14 août 2015 - Crédit Mut’


Peu de choses me font penser véritablement à A. Véritablement penser, c’est-à-dire avec un serrement de cœur, avec l’idée d’un amour perdu, d’une femme que je peux revoir mais certainement jamais retrouver telle que je l’ai connue – amoureuse, aimée, jeune.


 Quand je me souviens de voyages, d’anecdotes et de moments vécus avec elle, pendant ces dix ans, c’est décollé de sa personne, c’est mêlé à la mienne, de sorte que je me souviens surtout de notre passé mais jamais du sien propre. Je pense à nous, je ne sais comment penser à elle.

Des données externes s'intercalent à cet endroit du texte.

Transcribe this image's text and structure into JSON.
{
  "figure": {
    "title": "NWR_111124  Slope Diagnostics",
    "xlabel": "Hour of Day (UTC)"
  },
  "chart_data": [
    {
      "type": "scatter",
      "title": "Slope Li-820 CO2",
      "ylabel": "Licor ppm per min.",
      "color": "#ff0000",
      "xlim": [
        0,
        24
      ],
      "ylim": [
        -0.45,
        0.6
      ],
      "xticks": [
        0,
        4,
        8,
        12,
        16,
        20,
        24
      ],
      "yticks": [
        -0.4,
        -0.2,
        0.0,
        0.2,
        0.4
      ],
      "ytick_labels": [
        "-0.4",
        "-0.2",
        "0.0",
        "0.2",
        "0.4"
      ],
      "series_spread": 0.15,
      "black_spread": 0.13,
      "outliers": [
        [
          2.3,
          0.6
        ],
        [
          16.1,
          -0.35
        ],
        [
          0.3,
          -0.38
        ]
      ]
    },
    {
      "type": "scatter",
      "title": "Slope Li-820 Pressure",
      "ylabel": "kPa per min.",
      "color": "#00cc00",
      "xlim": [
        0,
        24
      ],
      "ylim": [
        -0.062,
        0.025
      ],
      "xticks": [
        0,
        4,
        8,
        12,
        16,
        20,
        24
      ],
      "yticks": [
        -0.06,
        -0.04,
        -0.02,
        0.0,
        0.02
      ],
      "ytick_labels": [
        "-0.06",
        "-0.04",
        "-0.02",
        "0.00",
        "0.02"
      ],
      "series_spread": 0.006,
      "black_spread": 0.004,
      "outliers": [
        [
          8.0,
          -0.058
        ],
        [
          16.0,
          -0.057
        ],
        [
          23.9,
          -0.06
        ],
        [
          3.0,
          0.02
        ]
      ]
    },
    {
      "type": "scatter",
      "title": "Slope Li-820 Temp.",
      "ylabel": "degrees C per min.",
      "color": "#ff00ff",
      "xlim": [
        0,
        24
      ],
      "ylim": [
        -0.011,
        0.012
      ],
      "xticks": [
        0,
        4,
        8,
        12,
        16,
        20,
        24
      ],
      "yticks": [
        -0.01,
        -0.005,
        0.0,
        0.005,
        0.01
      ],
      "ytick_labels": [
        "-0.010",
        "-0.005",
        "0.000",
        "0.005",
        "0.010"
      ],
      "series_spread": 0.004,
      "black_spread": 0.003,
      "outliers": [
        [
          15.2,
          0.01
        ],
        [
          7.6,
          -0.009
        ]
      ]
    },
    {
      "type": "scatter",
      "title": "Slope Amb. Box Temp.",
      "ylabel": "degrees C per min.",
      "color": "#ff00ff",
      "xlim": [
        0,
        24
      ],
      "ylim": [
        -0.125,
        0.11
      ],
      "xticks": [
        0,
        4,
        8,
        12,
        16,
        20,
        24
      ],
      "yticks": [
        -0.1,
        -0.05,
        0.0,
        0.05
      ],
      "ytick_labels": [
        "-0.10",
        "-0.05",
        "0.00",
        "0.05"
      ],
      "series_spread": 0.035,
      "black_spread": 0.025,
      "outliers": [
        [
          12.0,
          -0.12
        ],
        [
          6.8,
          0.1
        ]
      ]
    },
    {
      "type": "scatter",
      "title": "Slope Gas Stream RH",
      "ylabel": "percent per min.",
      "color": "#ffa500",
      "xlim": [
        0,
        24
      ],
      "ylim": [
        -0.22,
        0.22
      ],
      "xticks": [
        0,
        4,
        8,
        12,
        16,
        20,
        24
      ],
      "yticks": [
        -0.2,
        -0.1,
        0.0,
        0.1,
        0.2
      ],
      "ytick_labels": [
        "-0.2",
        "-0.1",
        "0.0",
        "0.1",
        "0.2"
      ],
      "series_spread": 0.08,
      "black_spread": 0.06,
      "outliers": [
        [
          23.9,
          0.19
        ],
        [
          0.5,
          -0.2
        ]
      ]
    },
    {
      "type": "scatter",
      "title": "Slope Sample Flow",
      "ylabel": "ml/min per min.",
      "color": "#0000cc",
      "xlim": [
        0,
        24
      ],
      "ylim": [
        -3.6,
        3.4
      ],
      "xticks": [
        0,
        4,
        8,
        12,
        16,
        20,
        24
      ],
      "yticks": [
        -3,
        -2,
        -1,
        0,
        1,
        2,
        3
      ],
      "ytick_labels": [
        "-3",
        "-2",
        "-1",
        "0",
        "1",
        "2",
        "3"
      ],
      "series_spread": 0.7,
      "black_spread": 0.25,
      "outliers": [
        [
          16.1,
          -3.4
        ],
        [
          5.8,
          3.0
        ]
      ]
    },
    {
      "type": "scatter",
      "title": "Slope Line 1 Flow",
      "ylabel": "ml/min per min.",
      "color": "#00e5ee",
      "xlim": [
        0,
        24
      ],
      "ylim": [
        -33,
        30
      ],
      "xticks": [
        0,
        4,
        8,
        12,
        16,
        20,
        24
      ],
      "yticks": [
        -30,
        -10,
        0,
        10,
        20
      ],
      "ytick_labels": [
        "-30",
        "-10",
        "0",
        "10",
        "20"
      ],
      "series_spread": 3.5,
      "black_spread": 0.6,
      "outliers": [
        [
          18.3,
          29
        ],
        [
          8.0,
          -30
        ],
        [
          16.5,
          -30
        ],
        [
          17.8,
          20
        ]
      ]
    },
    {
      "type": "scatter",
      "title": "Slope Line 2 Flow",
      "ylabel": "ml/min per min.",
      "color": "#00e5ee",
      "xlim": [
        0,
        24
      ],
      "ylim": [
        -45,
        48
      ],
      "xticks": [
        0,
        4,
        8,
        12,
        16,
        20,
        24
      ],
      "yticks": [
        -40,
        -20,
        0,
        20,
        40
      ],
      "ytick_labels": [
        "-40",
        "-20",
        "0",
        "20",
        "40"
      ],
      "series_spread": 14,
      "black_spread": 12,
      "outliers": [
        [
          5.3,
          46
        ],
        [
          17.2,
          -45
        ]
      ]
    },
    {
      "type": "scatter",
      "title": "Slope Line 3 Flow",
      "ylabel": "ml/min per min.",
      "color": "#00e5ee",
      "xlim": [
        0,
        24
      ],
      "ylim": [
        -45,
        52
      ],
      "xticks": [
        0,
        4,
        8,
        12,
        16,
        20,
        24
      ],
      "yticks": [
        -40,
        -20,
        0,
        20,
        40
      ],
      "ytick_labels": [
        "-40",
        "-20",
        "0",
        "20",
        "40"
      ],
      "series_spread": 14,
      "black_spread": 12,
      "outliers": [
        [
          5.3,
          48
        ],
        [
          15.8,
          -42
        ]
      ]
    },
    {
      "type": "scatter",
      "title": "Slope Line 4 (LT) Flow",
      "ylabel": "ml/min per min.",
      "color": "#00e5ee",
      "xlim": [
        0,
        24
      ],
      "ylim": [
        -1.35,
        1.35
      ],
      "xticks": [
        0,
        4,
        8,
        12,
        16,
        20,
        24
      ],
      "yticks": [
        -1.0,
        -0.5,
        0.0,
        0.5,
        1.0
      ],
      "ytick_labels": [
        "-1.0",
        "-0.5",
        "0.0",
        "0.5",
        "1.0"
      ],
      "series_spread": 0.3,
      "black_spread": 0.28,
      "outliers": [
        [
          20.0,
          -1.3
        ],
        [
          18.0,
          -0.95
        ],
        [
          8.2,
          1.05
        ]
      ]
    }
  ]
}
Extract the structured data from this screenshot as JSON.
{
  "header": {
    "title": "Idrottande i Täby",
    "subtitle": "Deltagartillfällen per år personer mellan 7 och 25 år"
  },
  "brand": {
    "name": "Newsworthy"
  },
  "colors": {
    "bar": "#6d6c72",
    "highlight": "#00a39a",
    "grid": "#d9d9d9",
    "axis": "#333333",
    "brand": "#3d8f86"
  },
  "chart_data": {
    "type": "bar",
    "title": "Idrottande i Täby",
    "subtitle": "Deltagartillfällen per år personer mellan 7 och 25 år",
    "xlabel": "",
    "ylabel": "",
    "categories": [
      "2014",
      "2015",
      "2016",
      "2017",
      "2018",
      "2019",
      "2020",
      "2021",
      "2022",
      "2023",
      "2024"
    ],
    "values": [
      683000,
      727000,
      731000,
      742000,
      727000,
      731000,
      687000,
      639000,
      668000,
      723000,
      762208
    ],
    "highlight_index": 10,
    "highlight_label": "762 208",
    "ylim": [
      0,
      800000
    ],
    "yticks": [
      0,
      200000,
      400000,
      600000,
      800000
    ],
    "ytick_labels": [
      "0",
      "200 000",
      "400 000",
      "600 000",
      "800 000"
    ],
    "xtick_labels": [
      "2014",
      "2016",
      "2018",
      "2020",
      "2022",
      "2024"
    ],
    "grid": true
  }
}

Seule peut-être la vision sur mon chemin d'une succursale du Crédit Mutuel me fait penser intensément et exclusivement à Agathe. Elle y était cliente, pas moi. Elle disait « Crédit Mut’ », je vais au Crédit Mut, je reviens du Crédit Mut, c’est une lettre du Crédit Mut’, et cette sonorité, ces 3 syllabes dont la dernière claquait comme une surprise et comme un meuglement, n’étaient qu’à elle et ne venaient que d’elle. A chaque fois que je vois cette banque, comme je n’en connais aucun autre client qu’Agathe, c’est elle que je retrouve toute entière : mienne et inchangée, bouleversante et quotidienne, une Agathe qui n’existe plus ailleurs que dans la mémoire de mon cœur, dans un tiroir fermé à double tour par le changement des sentiments et de ma personne, par une une serrure que seuls, peut-être, les agences Crédit Mutuel ouvrent aussi facilement.